Nel Paese dei Balocchi: pura anarchia.
“ Chi fa da sé, fa per tre”
….
E in tanto qui siamo arrivati a centomila.
Centomila volti: “Fallo, quel che ti gira fallo! Senza nessun controllo!”
Ma … scusate, io sono in mezzo alla strada! Non a vedere il Musical di Pinocchio! Come ci sono finita qui dentro?

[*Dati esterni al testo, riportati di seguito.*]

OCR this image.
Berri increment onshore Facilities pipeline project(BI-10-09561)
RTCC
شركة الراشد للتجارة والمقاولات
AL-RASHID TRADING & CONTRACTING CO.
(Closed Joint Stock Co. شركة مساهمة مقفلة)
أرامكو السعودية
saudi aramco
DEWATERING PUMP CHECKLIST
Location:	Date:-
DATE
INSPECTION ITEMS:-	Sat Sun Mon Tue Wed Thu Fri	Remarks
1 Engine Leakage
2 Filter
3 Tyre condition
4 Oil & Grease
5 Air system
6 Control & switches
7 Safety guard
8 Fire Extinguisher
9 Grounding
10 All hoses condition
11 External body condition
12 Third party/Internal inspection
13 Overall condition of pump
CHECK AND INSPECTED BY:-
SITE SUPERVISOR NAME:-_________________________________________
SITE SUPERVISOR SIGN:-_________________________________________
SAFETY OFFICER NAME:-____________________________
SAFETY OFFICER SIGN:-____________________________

Effettivamente non lo so, la mia generazione sta raccogliendo il prodotto di qualcosa che era già stato piantato. Spero che qualcuno, con i semi ancora in mano, lo sappia meglio di me. Si potrebbe provare a tirarla via la sterpaglia, però risulta molto più comodo nutrirsi dei pochi frutti che dà, amari, ma qualcuno dice “mai quanto mettere singolarmente un po’ di fatica e condividere il sudore’’… come se l’incapacità di porre il bene comune al centro… assalisse ancora prima di avere assaggiato le fatidiche fragole. Fragole? Sì, le nostre fragole del nichilismo. Gusto insipido, salato, dolciastro, nauseante, sublime, tremendo.

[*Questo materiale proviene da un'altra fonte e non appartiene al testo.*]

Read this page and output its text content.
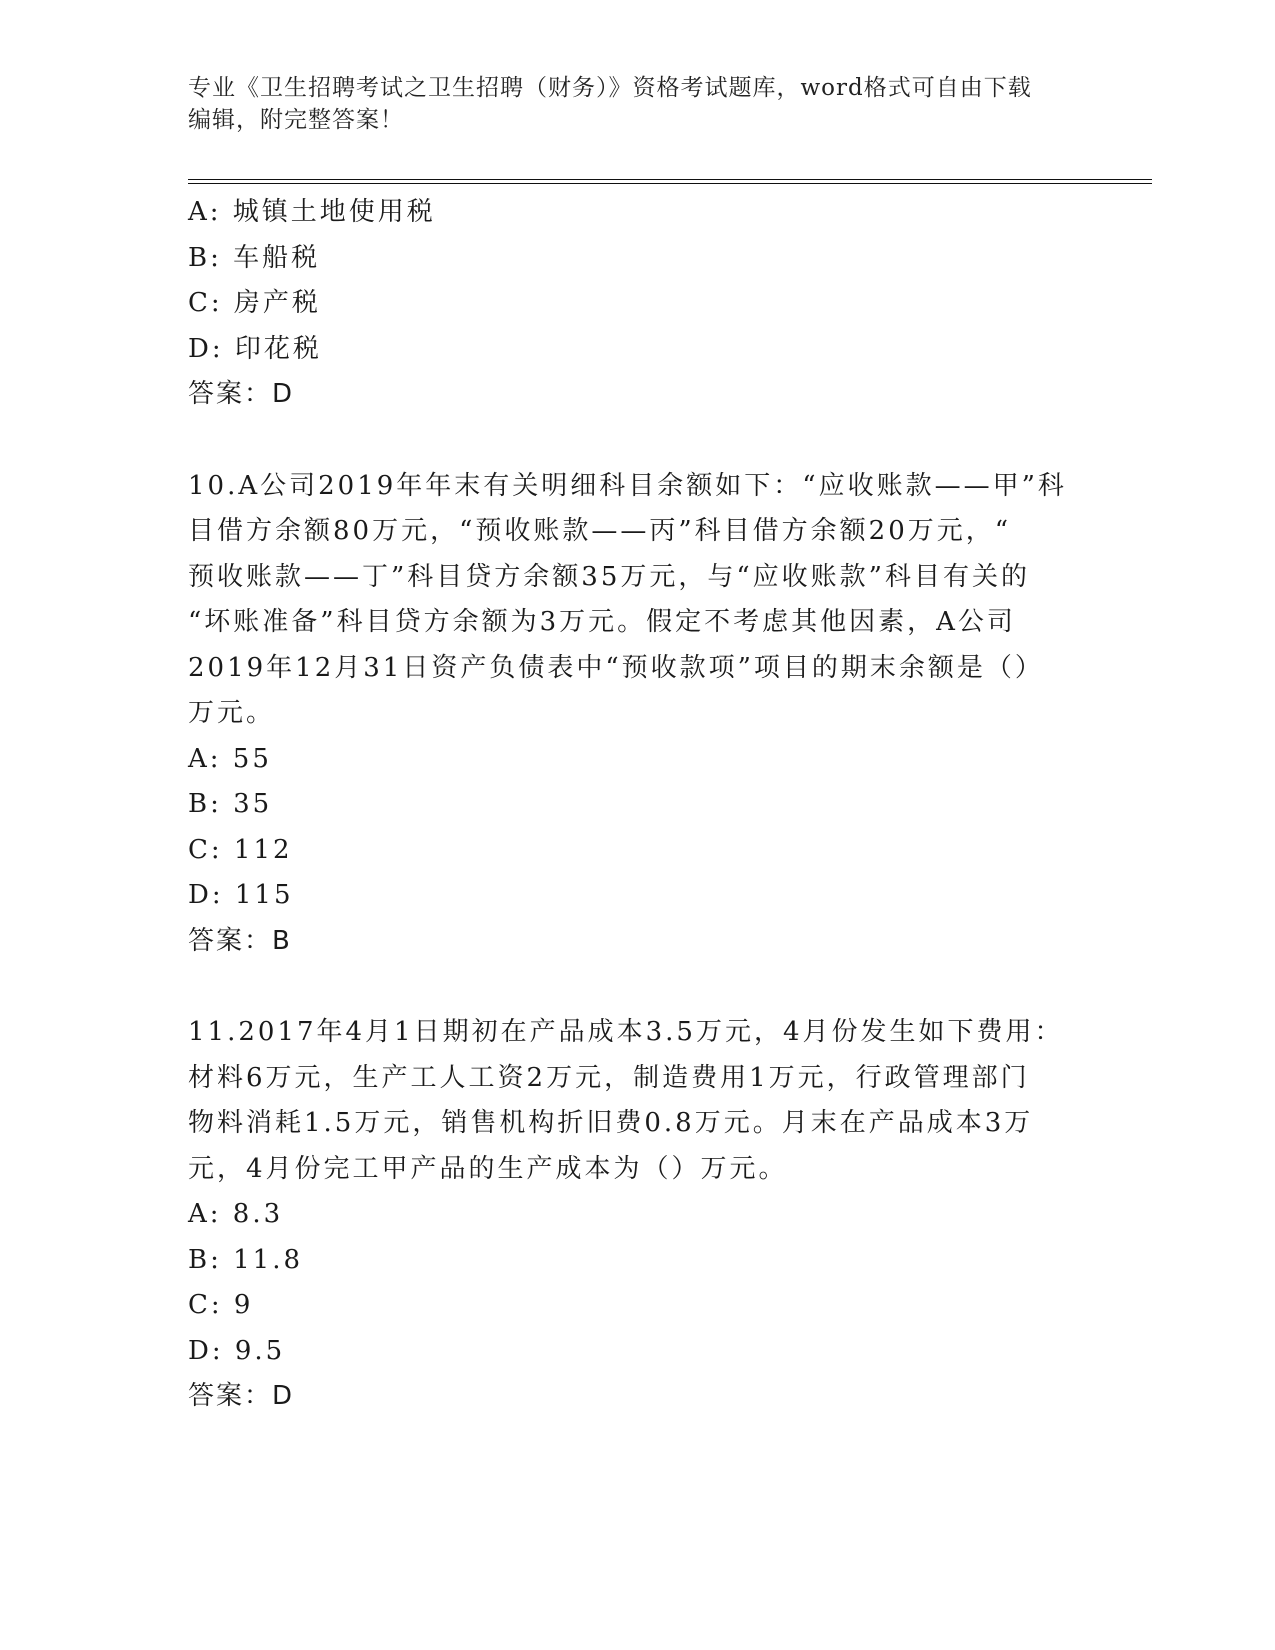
专业《卫生招聘考试之卫生招聘（财务）》资格考试题库，word格式可自由下载
编辑，附完整答案！
A: 城镇土地使用税
B: 车船税
C: 房产税
D: 印花税
答案：D
10.A公司2019年年末有关明细科目余额如下：“应收账款——甲”科
目借方余额80万元，“预收账款——丙”科目借方余额20万元，“
预收账款——丁”科目贷方余额35万元，与“应收账款”科目有关的
“坏账准备”科目贷方余额为3万元。假定不考虑其他因素，A公司
2019年12月31日资产负债表中“预收款项”项目的期末余额是（）
万元。
A: 55
B: 35
C: 112
D: 115
答案：B
11.2017年4月1日期初在产品成本3.5万元，4月份发生如下费用：
材料6万元，生产工人工资2万元，制造费用1万元，行政管理部门
物料消耗1.5万元，销售机构折旧费0.8万元。月末在产品成本3万
元，4月份完工甲产品的生产成本为（）万元。
A: 8.3
B: 11.8
C: 9
D: 9.5
答案：D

Non esistono più né un bene né un male, in compenso, c’è un mastodontico ‘io’.
” Questo è bello, giusto, possibile, assolutamente realizzabile ed apprezzabile perché piace, fa bene ed è comodo a me; agisco per la mia realtà.”

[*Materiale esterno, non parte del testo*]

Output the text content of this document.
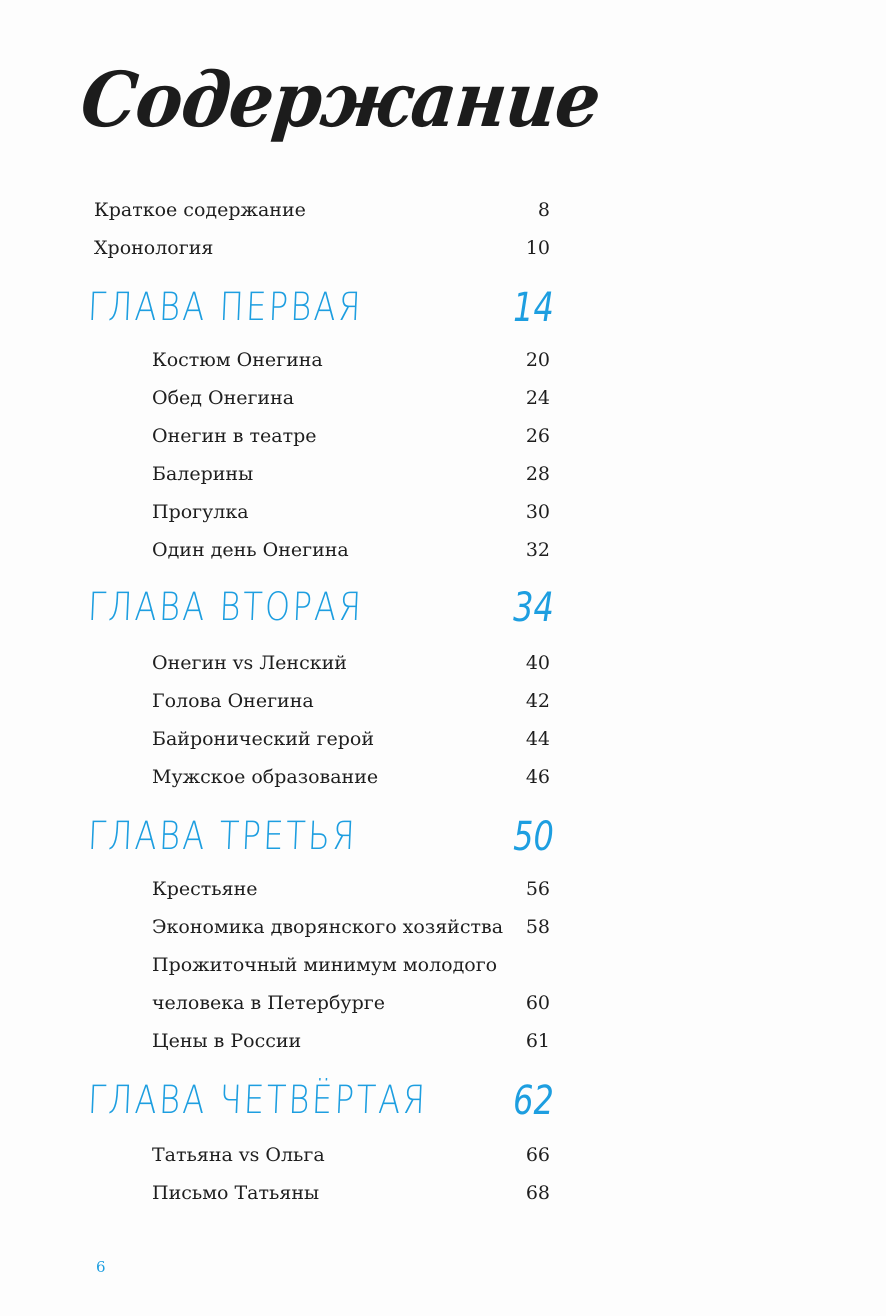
Содержание
Краткое содержание	8
Хронология	10
ГЛАВА ПЕРВАЯ	14
Костюм Онегина	20
Обед Онегина	24
Онегин в театре	26
Балерины	28
Прогулка	30
Один день Онегина	32
ГЛАВА ВТОРАЯ	34
Онегин vs Ленский	40
Голова Онегина	42
Байронический герой	44
Мужское образование	46
ГЛАВА ТРЕТЬЯ	50
Крестьяне	56
Экономика дворянского хозяйства 58
Прожиточный минимум молодого
человека в Петербурге	60
Цены в России	61
ГЛАВА ЧЕТВЁРТАЯ 62
Татьяна vs Ольга	66
Письмо Татьяны	68
6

Ed ecco che mi ritrovo a entrare a fare parte del coro di quelli che ancora con i semi in mano, masticano cattive parole alle stesse proprie spalle:
“ In Italia ognuno fa un po’ quel che vuole! Speri di metterti in coda? Stai attento che domani mattina sei ancora infondo alla fila. In questo Paese vince solo… ‘il più furbo’; la gente scambia la parola ‘regole’ con ‘regali’ e sceglie solo quelle che vuole … ad personam! Non parliamo della libertà nel timbrare il cartellino o nel pagare le tasse. “
Le basi, però, non descrivono una patria proprio così: descrivono un luogo dove ‘il mio bello non è il tuo bello, ma il mio bene è il tuo bene’. Queste sole sedici parole riassumono le fondamenta dei valori principali della nostra costituzione, a sua volta alla base della Repubblica. Repubblica governata da cittadini, che tirando un po’ troppo la corda si ritrovano nel Paese dei Balocchi. Perché?
….

Bisogna ricordarsi che quando il potere non è di nessuno, basta poco perché il primo ‘’ furbo‘’ se lo vada a prendere. E allora dobbiamo scegliere se vogliamo che il bene di uno sia quello di tutti, o se tutti vogliamo lavorare per un unico bene. Siamo un Paese democratico, in cui il popolo è libero di scegliere i propri valori e in base a quei valori eleggere i propri politici e disegnare le proprie leggi. Siamo un Paese democratico basato su un civile e potentissimo “noi”, sulla “maggioranza” e al contempo sull’emancipazione del singolo. Siamo un Paese democratico dove finisco io perché non solo inizi tu, ma iniziano tutte le regole che abbiamo deciso di condividere per vivere insieme. Non si può pensare di costruire ‘il proprio Mondo’ dimenticandosi che siamo tanti, o meglio, si può … ma nella misura in cui lo facciamo noi, lo farà un prossimo dittatore.